Lo stesso ponte che ritorna anche a sinistra del ritratto, con una prospettiva differente. Questa è stata la prima tessera del mosaico. Poi, cercando tutto attorno, sono venute le altre. Il lavoro è stato lungo e complesso perché serve una chiave interpretativa: “Per capire come Leonardo ha inteso rappresentare il paesaggio serve una ‘password’ – spiegano ancora le studiose – che noi abbiamo ritrovato studiando i codici. Il metodo è quello della compressione”. Un po’ come stirare o stringere un’immagine. Lo si osserva per esempio nella parte superiore destra, dove si trova il monte Aquilone, che sulla tela Leonardo ha schiacciato, deformandolo, ma senza privarlo del suo profilo caratteristico. Una ulteriore scoperta nella scoperta le ha aiutate a confermare che erano sulla strada giusta. Alcuni disegni preparatori rinvenuti nel codice Arundel, alla Royal Library di Londra. Uno dei quali è un abbozzo proprio della valle del Senatello, affluente del Valmarecchia, anch’esso presente nella Gioconda. Sulla sinistra ancora i profili inconfondibili della Valmarecchia e della dorsale appenninica: il Sasso Simone, il Simoncello, il colle di Bascio e la torre. E a fondo valle ancora il fiume Marecchia che scorre. Lo studio di Rosetta Borchia e Olivia Nesci racconta anche di un Leonardo geologo, geomorfologo e osservatore delle trasformazioni del territorio. A conferma, se mai ce ne fosse bisogno, dell’immenso ingegno riconosciuto a quest’uomo.

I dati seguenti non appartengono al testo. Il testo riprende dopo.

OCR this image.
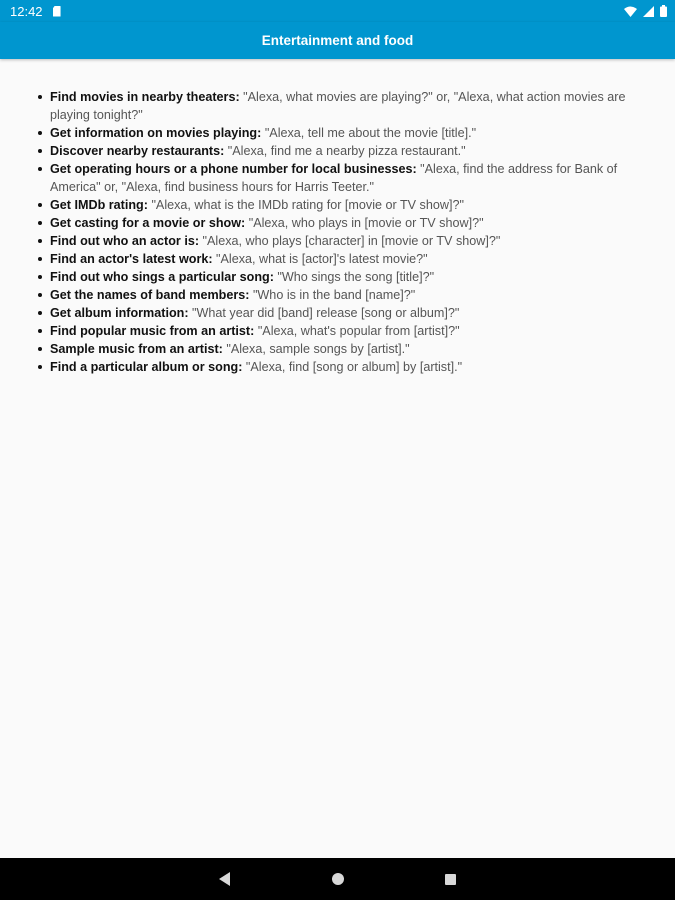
12:42
Entertainment and food
Find movies in nearby theaters: "Alexa, what movies are playing?" or, "Alexa, what action movies are playing tonight?"
Get information on movies playing: "Alexa, tell me about the movie [title]."
Discover nearby restaurants: "Alexa, find me a nearby pizza restaurant."
Get operating hours or a phone number for local businesses: "Alexa, find the address for Bank of America" or, "Alexa, find business hours for Harris Teeter."
Get IMDb rating: "Alexa, what is the IMDb rating for [movie or TV show]?"
Get casting for a movie or show: "Alexa, who plays in [movie or TV show]?"
Find out who an actor is: "Alexa, who plays [character] in [movie or TV show]?"
Find an actor's latest work: "Alexa, what is [actor]'s latest movie?"
Find out who sings a particular song: "Who sings the song [title]?"
Get the names of band members: "Who is in the band [name]?"
Get album information: "What year did [band] release [song or album]?"
Find popular music from an artist: "Alexa, what's popular from [artist]?"
Sample music from an artist: "Alexa, sample songs by [artist]."
Find a particular album or song: "Alexa, find [song or album] by [artist]."
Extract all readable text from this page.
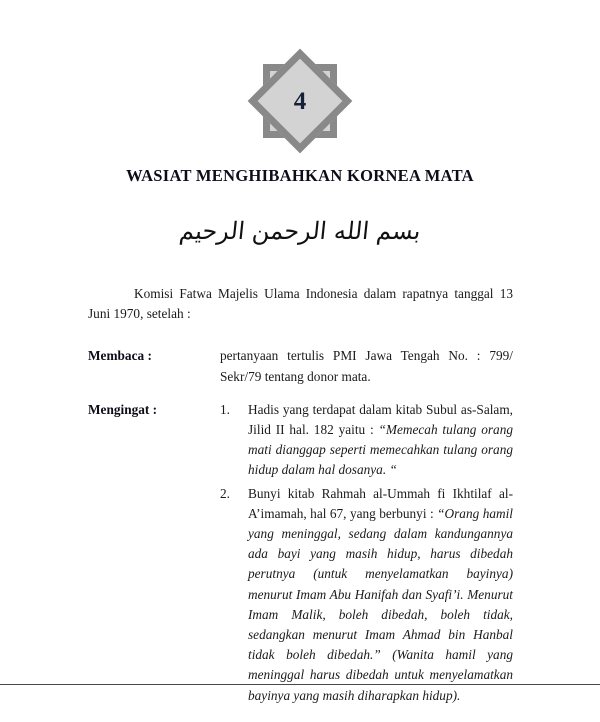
4
WASIAT MENGHIBAHKAN KORNEA MATA
بسم الله الرحمن الرحيم

Komisi Fatwa Majelis Ulama Indonesia dalam rapatnya tanggal 13 Juni 1970, setelah :

Membaca :	pertanyaan tertulis PMI Jawa Tengah No. : 799/ Sekr/79 tentang donor mata.
Mengingat :	1.	Hadis yang terdapat dalam kitab Subul as-Salam, Jilid II hal. 182 yaitu : “Memecah tulang orang mati dianggap seperti memecahkan tulang orang hidup dalam hal dosanya. “
2.	Bunyi kitab Rahmah al-Ummah fi Ikhtilaf al-A’imamah, hal 67, yang berbunyi : “Orang hamil yang meninggal, sedang dalam kandungannya ada bayi yang masih hidup, harus dibedah perutnya (untuk menyelamatkan bayinya) menurut Imam Abu Hanifah dan Syafi’i. Menurut Imam Malik, boleh dibedah, boleh tidak, sedangkan menurut Imam Ahmad bin Hanbal tidak boleh dibedah.” (Wanita hamil yang meninggal harus dibedah untuk menyelamatkan bayinya yang masih diharapkan hidup).
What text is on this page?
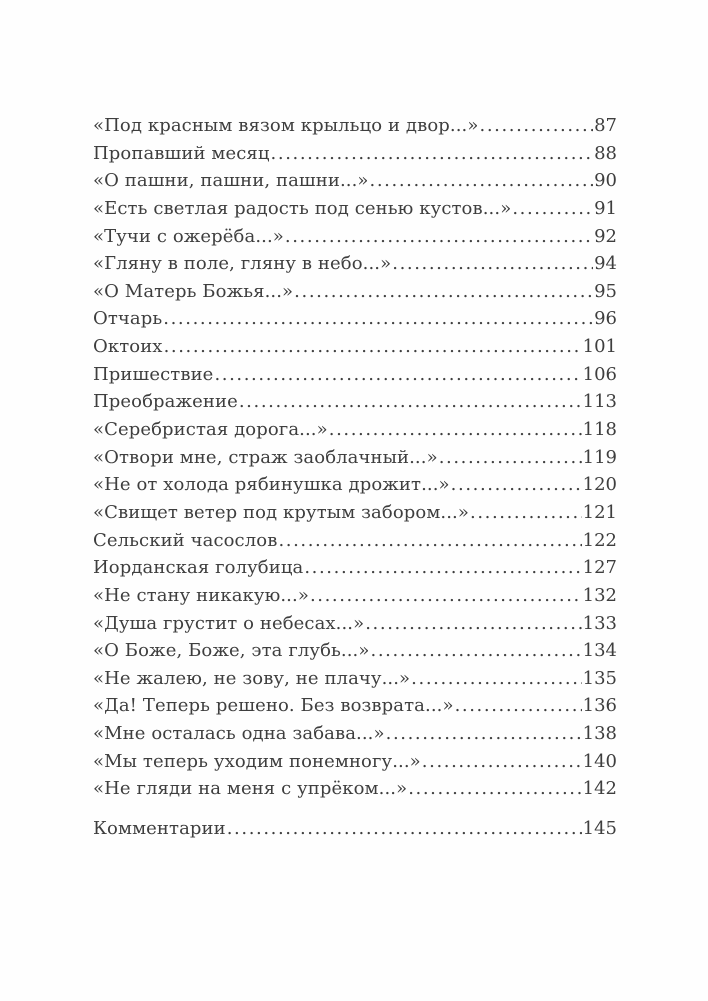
«Под красным вязом крыльцо и двор...» .....	87
Пропавший месяц .....	88
«О пашни, пашни, пашни...» .....	90
«Есть светлая радость под сенью кустов...» .....	91
«Тучи с ожерёба...» .....	92
«Гляну в поле, гляну в небо...» .....	94
«О Матерь Божья...» .....	95
Отчарь .....	96
Октоих .....	101
Пришествие .....	106
Преображение .....	113
«Серебристая дорога...» .....	118
«Отвори мне, страж заоблачный...» .....	119
«Не от холода рябинушка дрожит...» .....	120
«Свищет ветер под крутым забором...» .....	121
Сельский часослов .....	122
Иорданская голубица .....	127
«Не стану никакую...» .....	132
«Душа грустит о небесах...» .....	133
«О Боже, Боже, эта глубь...» .....	134
«Не жалею, не зову, не плачу...» .....	135
«Да! Теперь решено. Без возврата...» .....	136
«Мне осталась одна забава...» .....	138
«Мы теперь уходим понемногу...» .....	140
«Не гляди на меня с упрёком...» .....	142
Комментарии .....	145
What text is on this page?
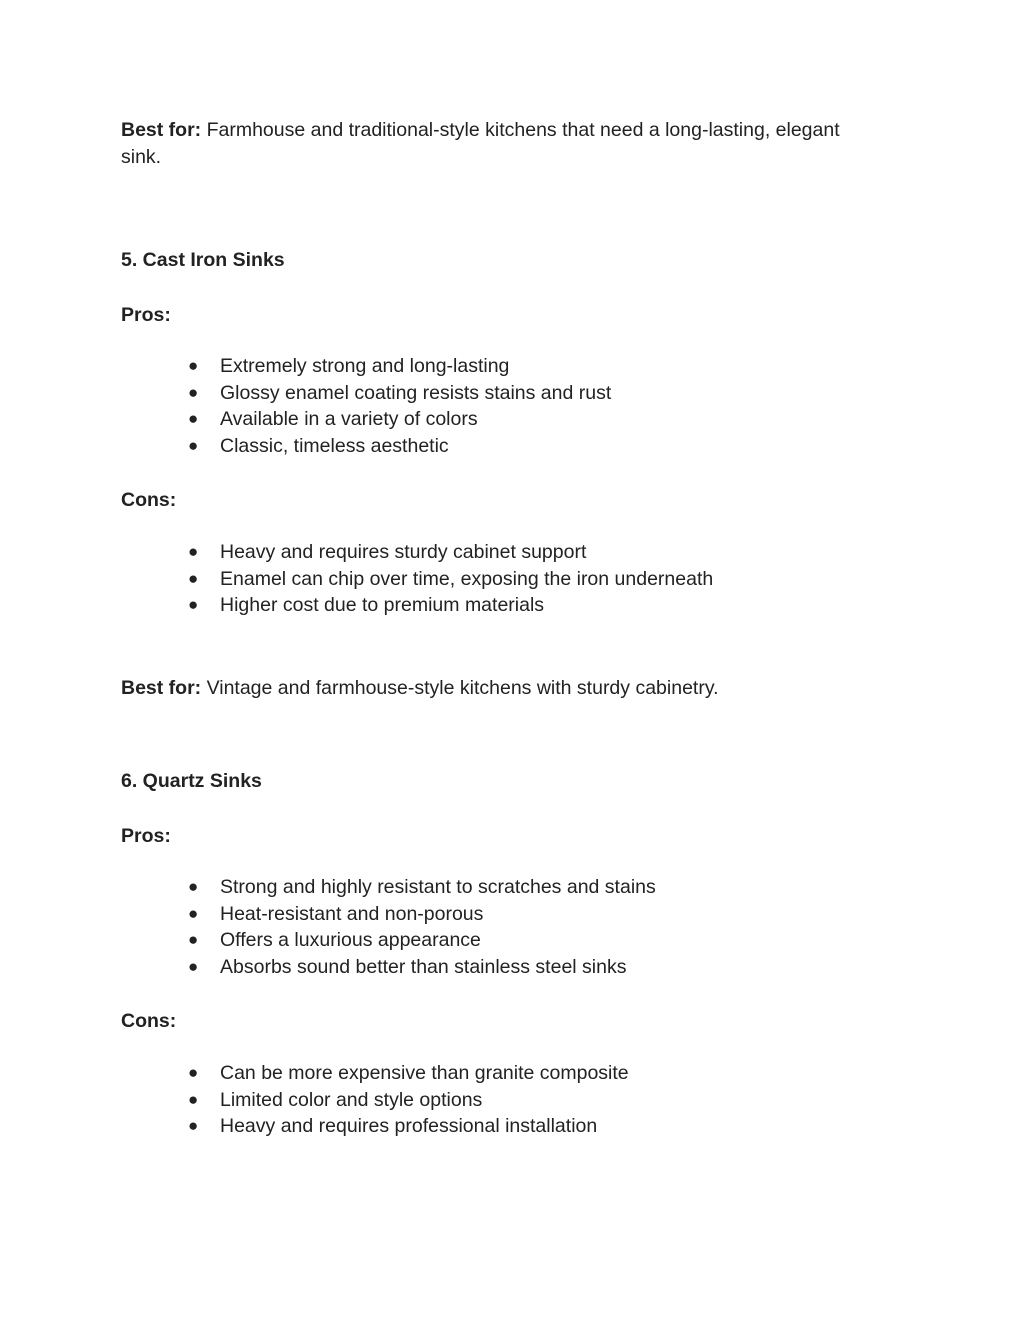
Best for: Farmhouse and traditional-style kitchens that need a long-lasting, elegant sink.
5. Cast Iron Sinks
Pros:
● Extremely strong and long-lasting
● Glossy enamel coating resists stains and rust
● Available in a variety of colors
● Classic, timeless aesthetic
Cons:
● Heavy and requires sturdy cabinet support
● Enamel can chip over time, exposing the iron underneath
● Higher cost due to premium materials
Best for: Vintage and farmhouse-style kitchens with sturdy cabinetry.
6. Quartz Sinks
Pros:
● Strong and highly resistant to scratches and stains
● Heat-resistant and non-porous
● Offers a luxurious appearance
● Absorbs sound better than stainless steel sinks
Cons:
● Can be more expensive than granite composite
● Limited color and style options
● Heavy and requires professional installation
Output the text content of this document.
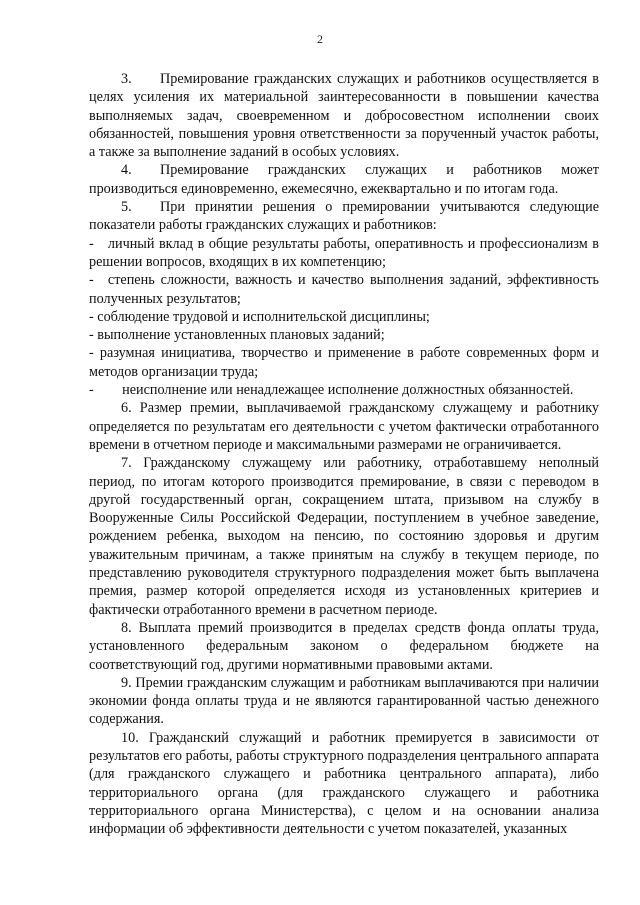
2

3.  Премирование гражданских служащих и работников осуществляется в целях усиления их материальной заинтересованности в повышении качества выполняемых задач, своевременном и добросовестном исполнении своих обязанностей, повышения уровня ответственности за порученный участок работы, а также за выполнение заданий в особых условиях.

4.  Премирование гражданских служащих и работников может производиться единовременно, ежемесячно, ежеквартально и по итогам года.

5.  При принятии решения о премировании учитываются следующие показатели работы гражданских служащих и работников:

- личный вклад в общие результаты работы, оперативность и профессионализм в решении вопросов, входящих в их компетенцию;

- степень сложности, важность и качество выполнения заданий, эффективность полученных результатов;

- соблюдение трудовой и исполнительской дисциплины;

- выполнение установленных плановых заданий;

- разумная инициатива, творчество и применение в работе современных форм и методов организации труда;

-  неисполнение или ненадлежащее исполнение должностных обязанностей.

6. Размер премии, выплачиваемой гражданскому служащему и работнику определяется по результатам его деятельности с учетом фактически отработанного времени в отчетном периоде и максимальными размерами не ограничивается.

7. Гражданскому служащему или работнику, отработавшему неполный период, по итогам которого производится премирование, в связи с переводом в другой государственный орган, сокращением штата, призывом на службу в Вооруженные Силы Российской Федерации, поступлением в учебное заведение, рождением ребенка, выходом на пенсию, по состоянию здоровья и другим уважительным причинам, а также принятым на службу в текущем периоде, по представлению руководителя структурного подразделения может быть выплачена премия, размер которой определяется исходя из установленных критериев и фактически отработанного времени в расчетном периоде.

8. Выплата премий производится в пределах средств фонда оплаты труда, установленного федеральным законом о федеральном бюджете на соответствующий год, другими нормативными правовыми актами.

9. Премии гражданским служащим и работникам выплачиваются при наличии экономии фонда оплаты труда и не являются гарантированной частью денежного содержания.

10. Гражданский служащий и работник премируется в зависимости от результатов его работы, работы структурного подразделения центрального аппарата (для гражданского служащего и работника центрального аппарата), либо территориального органа (для гражданского служащего и работника территориального органа Министерства), с целом и на основании анализа информации об эффективности деятельности с учетом показателей, указанных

Il volume è un volo affascinante, ben documentato attraverso tantissime immagini, confronti con l’attuale aspetto del paesaggio, fonti storiche e scientifiche, studi geologici e archeologici a supporto e conferma della validità di questa teoria. E ora che Monna Lisa non è più Lisa, Pacifica semmai, e sembra aver traslocato dalle rive dell’Arno alle alture della Valmarecchia, cosa resta da fare? Perché no cogliere al volo un’occasione troppe volte rimandata. L’entroterra come Paesaggio della Gioconda (continueremo a chiamarla comunque così nei secoli a venire, statene certi) potrebbe essere un volano di incredibile fascino, portare il territorio ad essere scoperto e riscoperto per dare una spinta nuova a un turismo con una spina dorsale più forte di prima. È il proposito lanciato anche dal presidente della Provincia di Rimini Stefano Vitali con l’auspicio che la società civile, prima ancora della politica, sappia cogliere la palla al balzo. Vedi mai che sia proprio una cortigiana feltresca del Rinascimento, per giunta Marchigiana, aprendo la sua finestra, a portare finalmente un po’ d’aria fresca nell’entroterra romagnolo.